Regarding the origin of the espionage, the government claims that it is not possible to know where it comes from, although they point out that it is "external". Spanish government sources add that "no Spanish public institution" is behind it. In addition, Bolaños has claimed that June 2021 is the last month in which they know the programme had been been used. "In Spain, either to prevent or to prosecute crimes, judicial authorisation can be requested and the judge can grant permission [to tap a telephone], but in this case [the authorisation] did not occur and that is why we consider the interventions to be illicit and external," Bolaños reiterated.
As a result of the Catalangate scandal, when it was discovered that around 60 pro-independence leaders were spied on using Pegasus, the CNI started investigations to see the extent of the programme's use of Pegasus in Spain. Alarm bells rang within the Spanish government when they were informed that during the inspection of Sánchez's and Robles's phones an infection by Pegasus was detected.

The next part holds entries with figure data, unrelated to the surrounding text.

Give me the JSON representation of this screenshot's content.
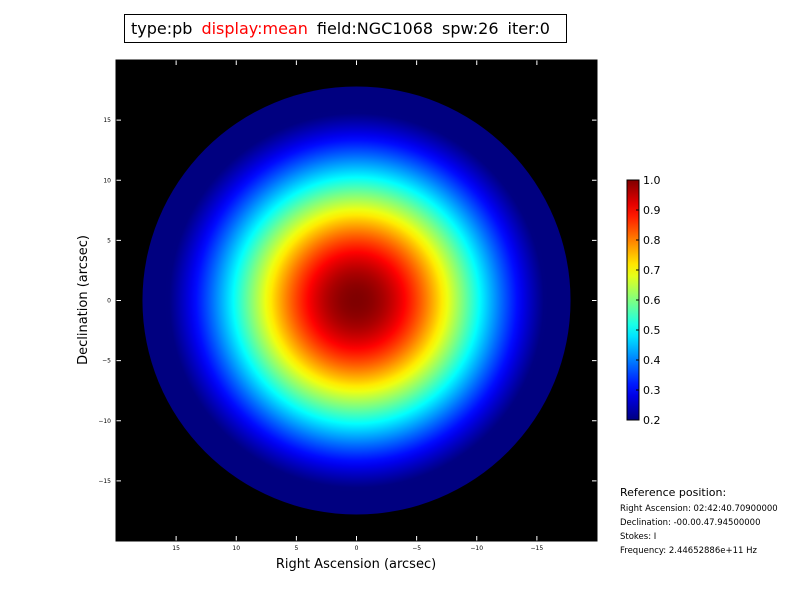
{
  "header": {
    "type": "type:pb",
    "display": "display:mean",
    "field": "field:NGC1068",
    "spw": "spw:26",
    "iter": "iter:0",
    "display_color": "#ff0000"
  },
  "chart_data": {
    "type": "heatmap",
    "description_of_values": "primary beam response, peak at center falling radially",
    "xlabel": "Right Ascension (arcsec)",
    "ylabel": "Declination (arcsec)",
    "xlim": [
      20,
      -20
    ],
    "ylim": [
      -20,
      20
    ],
    "x_ticks": [
      15,
      10,
      5,
      0,
      -5,
      -10,
      -15
    ],
    "y_ticks": [
      15,
      10,
      5,
      0,
      -5,
      -10,
      -15
    ],
    "x_tick_labels": [
      "15",
      "10",
      "5",
      "0",
      "−5",
      "−10",
      "−15"
    ],
    "y_tick_labels": [
      "15",
      "10",
      "5",
      "0",
      "−5",
      "−10",
      "−15"
    ],
    "beam_radius_arcsec": 17.8,
    "beam_fwhm_arcsec": 20.5,
    "peak_value": 1.0,
    "cutoff_value": 0.2,
    "background_color": "#000000",
    "colormap": "jet",
    "colorbar": {
      "min": 0.2,
      "max": 1.0,
      "ticks": [
        0.2,
        0.3,
        0.4,
        0.5,
        0.6,
        0.7,
        0.8,
        0.9,
        1.0
      ],
      "tick_labels": [
        "0.2",
        "0.3",
        "0.4",
        "0.5",
        "0.6",
        "0.7",
        "0.8",
        "0.9",
        "1.0"
      ]
    }
  },
  "reference": {
    "title": "Reference position:",
    "ra": "Right Ascension: 02:42:40.70900000",
    "dec": "Declination: -00.00.47.94500000",
    "stokes": "Stokes: I",
    "freq": "Frequency: 2.44652886e+11 Hz"
  }
}
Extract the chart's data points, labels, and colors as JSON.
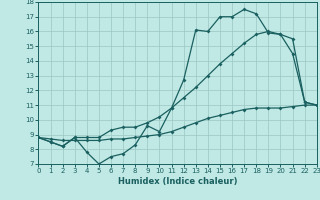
{
  "xlabel": "Humidex (Indice chaleur)",
  "bg_color": "#c0e8e4",
  "grid_color": "#a0ccc8",
  "line_color": "#1a6060",
  "x_min": 0,
  "x_max": 23,
  "y_min": 7,
  "y_max": 18,
  "curve1_x": [
    0,
    1,
    2,
    3,
    4,
    5,
    6,
    7,
    8,
    9,
    10,
    11,
    12,
    13,
    14,
    15,
    16,
    17,
    18,
    19,
    20,
    21,
    22,
    23
  ],
  "curve1_y": [
    8.8,
    8.5,
    8.2,
    8.8,
    7.8,
    7.0,
    7.5,
    7.7,
    8.3,
    9.6,
    9.2,
    10.8,
    12.7,
    16.1,
    16.0,
    17.0,
    17.0,
    17.5,
    17.2,
    15.9,
    15.8,
    14.5,
    11.2,
    11.0
  ],
  "curve2_x": [
    0,
    1,
    2,
    3,
    4,
    5,
    6,
    7,
    8,
    9,
    10,
    11,
    12,
    13,
    14,
    15,
    16,
    17,
    18,
    19,
    20,
    21,
    22,
    23
  ],
  "curve2_y": [
    8.8,
    8.5,
    8.2,
    8.8,
    8.8,
    8.8,
    9.3,
    9.5,
    9.5,
    9.8,
    10.2,
    10.8,
    11.5,
    12.2,
    13.0,
    13.8,
    14.5,
    15.2,
    15.8,
    16.0,
    15.8,
    15.5,
    11.2,
    11.0
  ],
  "curve3_x": [
    0,
    1,
    2,
    3,
    4,
    5,
    6,
    7,
    8,
    9,
    10,
    11,
    12,
    13,
    14,
    15,
    16,
    17,
    18,
    19,
    20,
    21,
    22,
    23
  ],
  "curve3_y": [
    8.8,
    8.7,
    8.6,
    8.6,
    8.6,
    8.6,
    8.7,
    8.7,
    8.8,
    8.9,
    9.0,
    9.2,
    9.5,
    9.8,
    10.1,
    10.3,
    10.5,
    10.7,
    10.8,
    10.8,
    10.8,
    10.9,
    11.0,
    11.0
  ]
}
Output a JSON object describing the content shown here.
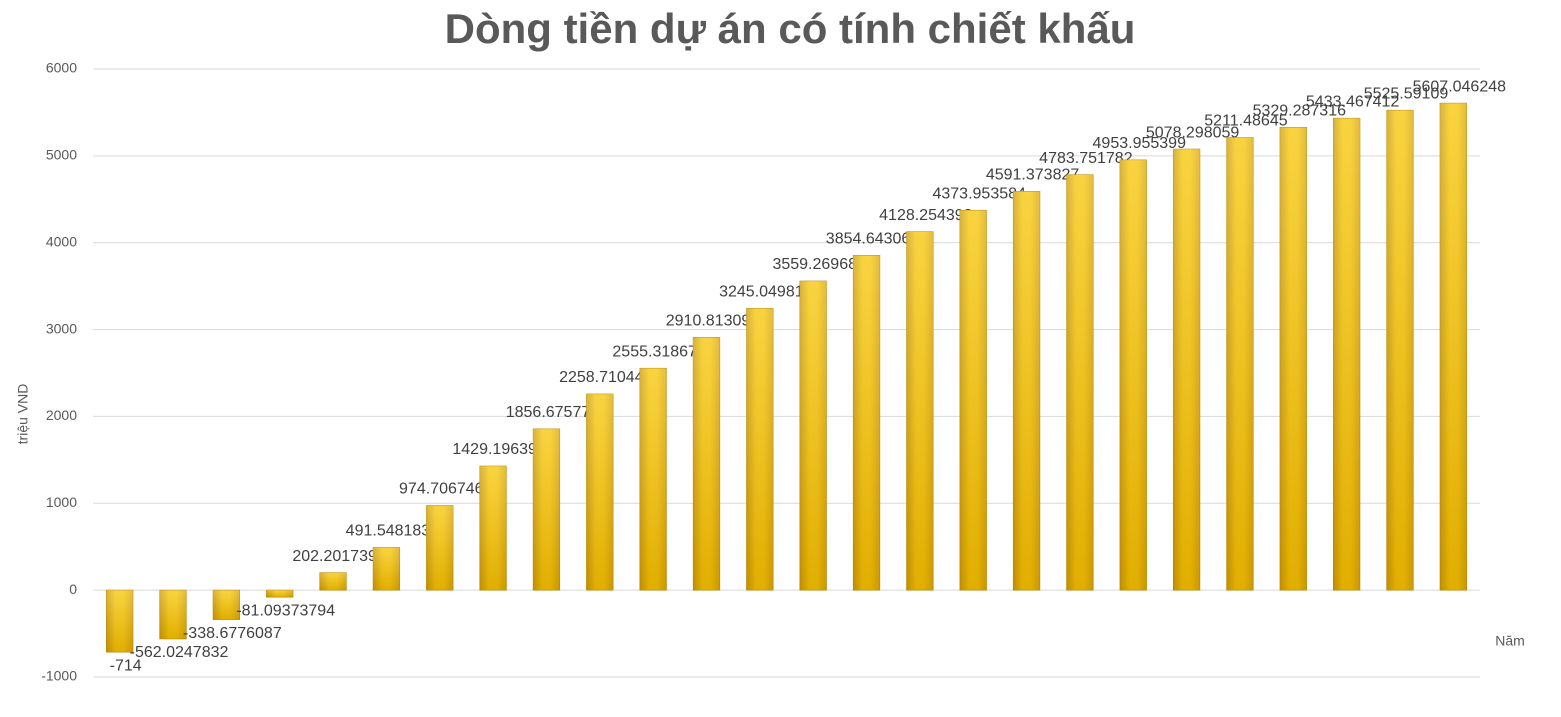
{
  "chart_data": {
    "type": "bar",
    "title": "Dòng tiền dự án có tính chiết khấu",
    "y_label": "triệu VND",
    "x_label": "Năm",
    "categories": [
      null,
      null,
      null,
      null,
      null,
      null,
      null,
      null,
      null,
      null,
      null,
      null,
      null,
      null,
      null,
      null,
      null,
      null,
      null,
      null,
      null,
      null,
      null,
      null,
      null,
      null
    ],
    "values": [
      -714,
      -562.0247832,
      -338.6776087,
      -81.09373794,
      202.2017394,
      491.5481833,
      974.7067461,
      1429.196395,
      1856.675774,
      2258.710448,
      2555.318678,
      2910.813092,
      3245.049817,
      3559.269684,
      3854.643062,
      4128.254398,
      4373.953584,
      4591.373827,
      4783.751782,
      4953.955399,
      5078.298059,
      5211.48645,
      5329.287316,
      5433.467412,
      5525.59109,
      5607.046248
    ],
    "color": "#f7c500",
    "ylim": [
      -1000,
      6000
    ],
    "yticks": [
      -1000,
      0,
      1000,
      2000,
      3000,
      4000,
      5000,
      6000
    ],
    "grid": true
  }
}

This inspection of the phone lasts between 24 and 36 hours, executive sources explain, and during this time neither Sánchez nor Robles have been able to use their phones.

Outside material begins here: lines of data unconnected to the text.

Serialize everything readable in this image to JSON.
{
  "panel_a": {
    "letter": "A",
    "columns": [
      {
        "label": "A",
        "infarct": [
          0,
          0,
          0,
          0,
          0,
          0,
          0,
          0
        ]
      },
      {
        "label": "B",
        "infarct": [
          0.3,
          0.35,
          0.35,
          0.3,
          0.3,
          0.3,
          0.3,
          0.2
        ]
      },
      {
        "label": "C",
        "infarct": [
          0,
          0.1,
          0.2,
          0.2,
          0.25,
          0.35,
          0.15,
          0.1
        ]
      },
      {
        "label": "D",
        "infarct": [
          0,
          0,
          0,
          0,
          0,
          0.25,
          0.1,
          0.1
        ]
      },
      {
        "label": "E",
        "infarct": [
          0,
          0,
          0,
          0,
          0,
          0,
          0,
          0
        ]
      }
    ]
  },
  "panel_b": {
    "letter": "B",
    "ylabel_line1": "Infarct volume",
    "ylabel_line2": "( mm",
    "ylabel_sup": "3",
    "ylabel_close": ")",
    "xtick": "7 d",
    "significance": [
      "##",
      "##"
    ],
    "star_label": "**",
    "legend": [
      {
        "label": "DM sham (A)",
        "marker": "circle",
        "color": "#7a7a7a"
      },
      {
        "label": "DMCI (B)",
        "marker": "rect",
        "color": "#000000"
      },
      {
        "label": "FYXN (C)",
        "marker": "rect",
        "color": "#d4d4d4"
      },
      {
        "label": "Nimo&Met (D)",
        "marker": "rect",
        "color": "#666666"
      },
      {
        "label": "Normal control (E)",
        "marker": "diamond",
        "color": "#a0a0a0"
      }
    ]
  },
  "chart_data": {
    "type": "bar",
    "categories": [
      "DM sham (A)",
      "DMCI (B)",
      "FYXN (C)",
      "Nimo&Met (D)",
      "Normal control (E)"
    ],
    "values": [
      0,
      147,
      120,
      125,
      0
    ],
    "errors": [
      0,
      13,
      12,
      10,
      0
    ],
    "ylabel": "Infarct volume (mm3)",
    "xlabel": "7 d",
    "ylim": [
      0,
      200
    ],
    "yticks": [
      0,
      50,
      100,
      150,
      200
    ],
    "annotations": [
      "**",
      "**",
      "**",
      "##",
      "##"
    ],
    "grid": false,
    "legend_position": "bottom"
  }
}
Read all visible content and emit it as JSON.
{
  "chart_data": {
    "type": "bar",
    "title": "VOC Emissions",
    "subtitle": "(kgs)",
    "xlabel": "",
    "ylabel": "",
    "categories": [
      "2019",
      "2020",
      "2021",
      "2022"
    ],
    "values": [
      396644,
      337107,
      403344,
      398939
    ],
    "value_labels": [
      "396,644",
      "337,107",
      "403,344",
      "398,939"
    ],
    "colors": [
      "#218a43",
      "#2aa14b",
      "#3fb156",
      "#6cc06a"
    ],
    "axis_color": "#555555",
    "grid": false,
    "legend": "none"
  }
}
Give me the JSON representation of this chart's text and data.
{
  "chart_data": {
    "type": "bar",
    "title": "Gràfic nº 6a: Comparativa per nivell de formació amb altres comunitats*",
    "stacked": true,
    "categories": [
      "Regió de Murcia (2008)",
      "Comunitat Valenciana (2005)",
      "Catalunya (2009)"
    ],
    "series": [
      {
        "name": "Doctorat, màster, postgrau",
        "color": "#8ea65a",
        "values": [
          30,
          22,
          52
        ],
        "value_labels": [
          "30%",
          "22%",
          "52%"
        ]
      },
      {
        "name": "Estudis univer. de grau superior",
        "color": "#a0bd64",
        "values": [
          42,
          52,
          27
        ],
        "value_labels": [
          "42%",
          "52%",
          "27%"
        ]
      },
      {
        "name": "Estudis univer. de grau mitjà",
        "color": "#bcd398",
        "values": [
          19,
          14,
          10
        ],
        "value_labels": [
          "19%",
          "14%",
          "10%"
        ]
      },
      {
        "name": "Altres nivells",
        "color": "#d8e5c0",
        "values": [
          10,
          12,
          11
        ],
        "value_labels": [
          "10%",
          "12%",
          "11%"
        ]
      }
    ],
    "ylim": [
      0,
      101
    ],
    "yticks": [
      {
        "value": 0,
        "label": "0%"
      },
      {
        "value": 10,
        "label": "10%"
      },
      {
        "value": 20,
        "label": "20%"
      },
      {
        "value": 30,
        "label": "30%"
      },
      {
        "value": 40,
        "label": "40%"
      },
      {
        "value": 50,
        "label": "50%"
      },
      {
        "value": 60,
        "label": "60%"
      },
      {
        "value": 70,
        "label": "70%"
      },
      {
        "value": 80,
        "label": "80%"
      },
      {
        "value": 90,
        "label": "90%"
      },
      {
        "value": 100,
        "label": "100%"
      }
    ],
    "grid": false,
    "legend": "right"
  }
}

Specifically, 2.6 gigabytes and 130 megabytes of information were extracted from the Spanish Prime Minister's cell phone, while 9 megabytes were extracted from the Defence Minister's, according to executive sources. Once the executive was alerted, the State Attorney's Office filed a complaint.
The question is, what went wrong? Spanish government sources explain that all ministers and presidents on the National Security Directorate (DSN) are given "a secure mobile" protected by a security system (encryption, firewalls or even intrusion detection). This system is managed by the National Cryptologic Centre (CCN), which is responsible for cybersecurity of Spanish government members' phones and, therefore, it is up to them to carry out routine checks to see their security status on their phone.
The Spanish government did not want to "speculate" on the motives behind the spying, said Bolaños. The announcement, however, comes after some rough weeks marked by the Catalangate scandal. The spying on some of the pro-independence leaders, as well as people around them, has opened a huge crisis within the Spanish government and also in its relation with one of its usual parliamentary supporters, ERC, which asked for the resignation of the Minister of Defence, Margarita Robles.
The CNI admitted that it had used the Israeli spyware only states can acquire and which goes by the name of Pegasus. As published in El País, Spanish intelligence services confirmed that they had used this programme on an individual basis and with court authorisation, but the CNI has not explained who was spied on nor when. Even so, the intelligence services, as well as the Minister of Defence herself, Margarita Robles, expressed distrust in Citizen Lab investigation that uncovered the alleged spying on at least 65 pro-independence leaders using Pegasus, arguing that Catalan researcher Elies Campo, linked to the pro-independence environment, was involved.